Suite page 5 : Quel mobile pour un tel crime ? par Isabelle Marabet


***


Amanda regarda l'écran de son portable se verrouiller sans chercher à le rallumer, puis le laissa tomber dans l'herbe.

Ainsi, les rumeurs qui avaient commencé à circuler à l'Institut quelques jours plus tôt étaient vraies. Marwa Sylva avait trahi et s'était sauvée avec un humain rencontré lors d'une précédente mission d'infiltration. Elle l'avait payé de sa vie, et de celle de toutes les personnes pour qui elle avait choisi de fuir.

Amanda se leva et épousseta son short en toile du plat de la main. Elle ne savait pas trop quoi penser de cette histoire. L'article ne mentionnait pas explicitement la vieille GEN, mais la jeune femme savait à quoi il fallait s'en tenir concernant les corps encore non-identifiés. Ce qui faisait trainer l'enquête, c'était qu'il ne s'agissait pas d'humains, et que les légistes ne savaient pas à quoi ils avaient à faire. Les analyses ne rimaient probablement à rien, complexifiant encore leur travail, mais Amanda connaissait le nom de Philippe Jones pour avoir fouillé dans la base de données de N.I.A. Cet homme avait été marié à Marwa dans une autre vie. Le lien était évident.
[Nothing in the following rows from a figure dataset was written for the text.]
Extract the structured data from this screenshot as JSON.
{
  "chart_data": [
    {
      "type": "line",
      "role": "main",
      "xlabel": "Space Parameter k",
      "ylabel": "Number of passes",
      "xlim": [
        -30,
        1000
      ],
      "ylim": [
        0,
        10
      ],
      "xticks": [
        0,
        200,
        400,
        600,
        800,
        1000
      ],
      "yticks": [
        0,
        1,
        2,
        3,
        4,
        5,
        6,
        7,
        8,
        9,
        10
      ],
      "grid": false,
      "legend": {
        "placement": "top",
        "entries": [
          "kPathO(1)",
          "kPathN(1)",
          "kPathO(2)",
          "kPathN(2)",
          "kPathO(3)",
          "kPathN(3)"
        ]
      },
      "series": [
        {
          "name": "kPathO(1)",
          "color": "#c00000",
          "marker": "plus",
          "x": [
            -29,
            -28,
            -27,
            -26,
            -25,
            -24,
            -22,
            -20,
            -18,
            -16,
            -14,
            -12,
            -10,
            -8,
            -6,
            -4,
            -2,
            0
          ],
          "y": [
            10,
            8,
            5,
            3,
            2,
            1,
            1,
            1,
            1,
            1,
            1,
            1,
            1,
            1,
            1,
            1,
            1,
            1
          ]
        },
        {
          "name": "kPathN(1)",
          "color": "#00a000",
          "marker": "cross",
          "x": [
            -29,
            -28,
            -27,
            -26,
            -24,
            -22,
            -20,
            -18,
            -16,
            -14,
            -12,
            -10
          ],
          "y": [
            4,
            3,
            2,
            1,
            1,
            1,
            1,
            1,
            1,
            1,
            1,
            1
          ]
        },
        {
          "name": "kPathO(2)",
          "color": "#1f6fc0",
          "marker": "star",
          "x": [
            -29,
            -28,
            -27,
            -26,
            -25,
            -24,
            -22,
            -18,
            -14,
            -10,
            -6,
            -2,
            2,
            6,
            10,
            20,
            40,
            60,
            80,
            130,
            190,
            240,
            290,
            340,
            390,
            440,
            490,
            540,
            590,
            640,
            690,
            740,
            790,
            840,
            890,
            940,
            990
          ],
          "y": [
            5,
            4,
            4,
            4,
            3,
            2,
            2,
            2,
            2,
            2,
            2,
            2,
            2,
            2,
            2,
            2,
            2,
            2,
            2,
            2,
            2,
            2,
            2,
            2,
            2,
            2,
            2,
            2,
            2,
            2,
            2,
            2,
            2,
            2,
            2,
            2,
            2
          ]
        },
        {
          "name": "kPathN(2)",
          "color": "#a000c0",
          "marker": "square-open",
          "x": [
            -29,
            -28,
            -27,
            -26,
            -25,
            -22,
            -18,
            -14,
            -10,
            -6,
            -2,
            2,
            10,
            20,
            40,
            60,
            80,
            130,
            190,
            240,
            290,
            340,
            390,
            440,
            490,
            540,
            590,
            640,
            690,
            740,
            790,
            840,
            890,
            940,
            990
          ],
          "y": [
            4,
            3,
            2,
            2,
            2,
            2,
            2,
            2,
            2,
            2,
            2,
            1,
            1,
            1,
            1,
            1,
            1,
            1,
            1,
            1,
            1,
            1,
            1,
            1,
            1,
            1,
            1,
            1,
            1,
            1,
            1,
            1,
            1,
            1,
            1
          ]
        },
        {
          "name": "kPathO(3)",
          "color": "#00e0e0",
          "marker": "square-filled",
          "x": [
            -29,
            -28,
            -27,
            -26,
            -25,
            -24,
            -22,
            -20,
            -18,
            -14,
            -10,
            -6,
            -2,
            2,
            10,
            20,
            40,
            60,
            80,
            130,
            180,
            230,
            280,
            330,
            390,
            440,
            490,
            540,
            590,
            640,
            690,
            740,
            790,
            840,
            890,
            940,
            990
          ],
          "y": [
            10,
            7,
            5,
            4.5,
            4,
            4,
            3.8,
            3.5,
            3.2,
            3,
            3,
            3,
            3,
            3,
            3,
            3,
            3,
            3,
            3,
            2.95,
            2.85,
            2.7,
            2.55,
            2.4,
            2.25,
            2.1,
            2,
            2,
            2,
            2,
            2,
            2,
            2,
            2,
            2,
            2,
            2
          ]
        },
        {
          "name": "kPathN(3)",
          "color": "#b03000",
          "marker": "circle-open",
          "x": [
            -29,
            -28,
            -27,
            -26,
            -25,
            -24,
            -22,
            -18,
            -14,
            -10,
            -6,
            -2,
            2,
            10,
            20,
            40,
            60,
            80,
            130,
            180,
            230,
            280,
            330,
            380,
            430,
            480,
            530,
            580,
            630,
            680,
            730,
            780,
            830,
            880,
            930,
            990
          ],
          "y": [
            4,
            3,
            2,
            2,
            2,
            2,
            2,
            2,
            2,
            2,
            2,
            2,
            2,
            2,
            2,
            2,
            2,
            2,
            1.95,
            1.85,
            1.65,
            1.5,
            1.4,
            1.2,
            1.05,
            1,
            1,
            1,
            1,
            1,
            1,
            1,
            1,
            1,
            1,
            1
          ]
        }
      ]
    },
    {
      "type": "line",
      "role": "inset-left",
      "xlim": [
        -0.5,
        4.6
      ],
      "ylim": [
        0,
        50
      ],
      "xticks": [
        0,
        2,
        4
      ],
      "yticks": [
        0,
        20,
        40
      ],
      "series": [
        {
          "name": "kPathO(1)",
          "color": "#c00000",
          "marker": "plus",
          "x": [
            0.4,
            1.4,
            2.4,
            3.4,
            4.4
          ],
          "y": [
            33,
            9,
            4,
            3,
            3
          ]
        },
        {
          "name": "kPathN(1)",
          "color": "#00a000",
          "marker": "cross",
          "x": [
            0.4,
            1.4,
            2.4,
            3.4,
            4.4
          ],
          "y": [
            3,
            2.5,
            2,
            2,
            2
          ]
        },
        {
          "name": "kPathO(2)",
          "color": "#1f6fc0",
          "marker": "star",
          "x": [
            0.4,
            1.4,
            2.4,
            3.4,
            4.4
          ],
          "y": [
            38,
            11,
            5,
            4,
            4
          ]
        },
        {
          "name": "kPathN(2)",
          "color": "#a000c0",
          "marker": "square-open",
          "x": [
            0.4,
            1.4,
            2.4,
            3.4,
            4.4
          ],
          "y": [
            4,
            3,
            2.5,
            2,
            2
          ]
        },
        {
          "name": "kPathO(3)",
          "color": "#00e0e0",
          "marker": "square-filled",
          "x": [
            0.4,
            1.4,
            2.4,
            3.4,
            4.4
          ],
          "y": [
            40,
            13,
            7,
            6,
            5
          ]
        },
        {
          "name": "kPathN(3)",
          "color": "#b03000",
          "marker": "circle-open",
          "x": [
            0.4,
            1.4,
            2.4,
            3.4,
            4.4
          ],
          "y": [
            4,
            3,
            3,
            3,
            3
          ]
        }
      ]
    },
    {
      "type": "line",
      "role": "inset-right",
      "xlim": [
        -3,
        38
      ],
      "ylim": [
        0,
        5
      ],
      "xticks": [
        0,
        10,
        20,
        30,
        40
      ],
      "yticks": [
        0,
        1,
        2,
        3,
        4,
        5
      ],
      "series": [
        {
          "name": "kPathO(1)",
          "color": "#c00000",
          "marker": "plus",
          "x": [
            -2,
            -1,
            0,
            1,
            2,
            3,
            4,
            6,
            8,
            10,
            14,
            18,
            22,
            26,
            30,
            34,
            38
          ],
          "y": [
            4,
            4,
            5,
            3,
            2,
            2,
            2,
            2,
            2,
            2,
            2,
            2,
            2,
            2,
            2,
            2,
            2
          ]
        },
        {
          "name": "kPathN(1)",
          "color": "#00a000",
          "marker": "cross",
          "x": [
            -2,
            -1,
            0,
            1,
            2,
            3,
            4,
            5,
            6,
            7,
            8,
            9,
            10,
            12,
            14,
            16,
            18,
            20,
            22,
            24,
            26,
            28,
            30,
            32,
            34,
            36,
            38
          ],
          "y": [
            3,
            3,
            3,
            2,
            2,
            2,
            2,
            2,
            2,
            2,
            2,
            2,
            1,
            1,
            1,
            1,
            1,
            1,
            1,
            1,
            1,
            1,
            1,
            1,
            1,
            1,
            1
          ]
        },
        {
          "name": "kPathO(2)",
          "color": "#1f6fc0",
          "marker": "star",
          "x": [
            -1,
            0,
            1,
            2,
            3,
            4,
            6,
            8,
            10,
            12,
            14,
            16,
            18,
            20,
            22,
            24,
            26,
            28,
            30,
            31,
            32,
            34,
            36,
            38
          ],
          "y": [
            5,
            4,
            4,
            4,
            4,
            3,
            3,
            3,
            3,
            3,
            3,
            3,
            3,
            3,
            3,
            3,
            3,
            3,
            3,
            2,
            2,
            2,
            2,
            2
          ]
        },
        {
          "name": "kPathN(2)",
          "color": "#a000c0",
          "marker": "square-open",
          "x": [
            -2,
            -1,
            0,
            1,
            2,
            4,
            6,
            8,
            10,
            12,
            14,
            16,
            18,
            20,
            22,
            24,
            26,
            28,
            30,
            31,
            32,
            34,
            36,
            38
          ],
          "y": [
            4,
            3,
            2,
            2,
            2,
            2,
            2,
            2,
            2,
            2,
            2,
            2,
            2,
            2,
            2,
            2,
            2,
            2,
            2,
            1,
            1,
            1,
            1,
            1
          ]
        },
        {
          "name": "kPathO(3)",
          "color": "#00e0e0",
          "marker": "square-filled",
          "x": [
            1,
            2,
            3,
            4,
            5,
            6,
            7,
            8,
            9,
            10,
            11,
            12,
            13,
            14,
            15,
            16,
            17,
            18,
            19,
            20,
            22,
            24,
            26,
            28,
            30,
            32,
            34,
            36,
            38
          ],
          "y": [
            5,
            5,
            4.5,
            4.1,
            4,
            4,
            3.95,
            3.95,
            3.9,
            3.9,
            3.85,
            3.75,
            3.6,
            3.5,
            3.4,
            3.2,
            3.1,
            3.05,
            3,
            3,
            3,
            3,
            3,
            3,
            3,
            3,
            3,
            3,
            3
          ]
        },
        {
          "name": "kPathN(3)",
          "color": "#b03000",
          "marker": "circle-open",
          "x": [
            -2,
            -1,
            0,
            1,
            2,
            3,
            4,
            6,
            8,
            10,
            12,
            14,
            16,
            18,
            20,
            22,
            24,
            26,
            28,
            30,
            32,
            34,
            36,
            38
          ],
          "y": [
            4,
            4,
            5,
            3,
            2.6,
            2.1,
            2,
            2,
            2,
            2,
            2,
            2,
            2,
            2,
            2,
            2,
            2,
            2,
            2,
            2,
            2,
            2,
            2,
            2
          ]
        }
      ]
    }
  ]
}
Hermann, le nouveau copilote d'Amanda – un type blond, grand, baraqué, avec un fort accent germanique et affublé d'une affreuse moustache qui cassait complétement son pouvoir de séduction – avait refusé de croire que Marwa Sylva puisse être une traîtresse lorsque l'information avait circulé dans la communauté. Beaucoup, comme Hermann, avaient pris la défense de la doyenne des GEN. Elle était estimée, respectée de tous, et nul ne comprenait ce qui avait pu pousser une femme de son âge à commettre une telle erreur.

Amanda amorça sa descente de la pente herbeuse menant à la Cascade en essayant de se sortir cette histoire de la tête, mais une voix sournoise lui persiflait mentalement des horreurs. Ce qui était arrivé à l'ancien mentor de Samuel ne lui rappelait que trop ce qu'elle risquait elle-même si elle tentait quelque chose. Mais sa grossesse ne lui laissait pas le choix. Le bébé grandissait en elle, sapant ses forces, mettant ses nerfs à vif. Le temps lui manquait, désormais, la jeune femme en avait plus que jamais conscience. L'enfant de Tribal devait vivre.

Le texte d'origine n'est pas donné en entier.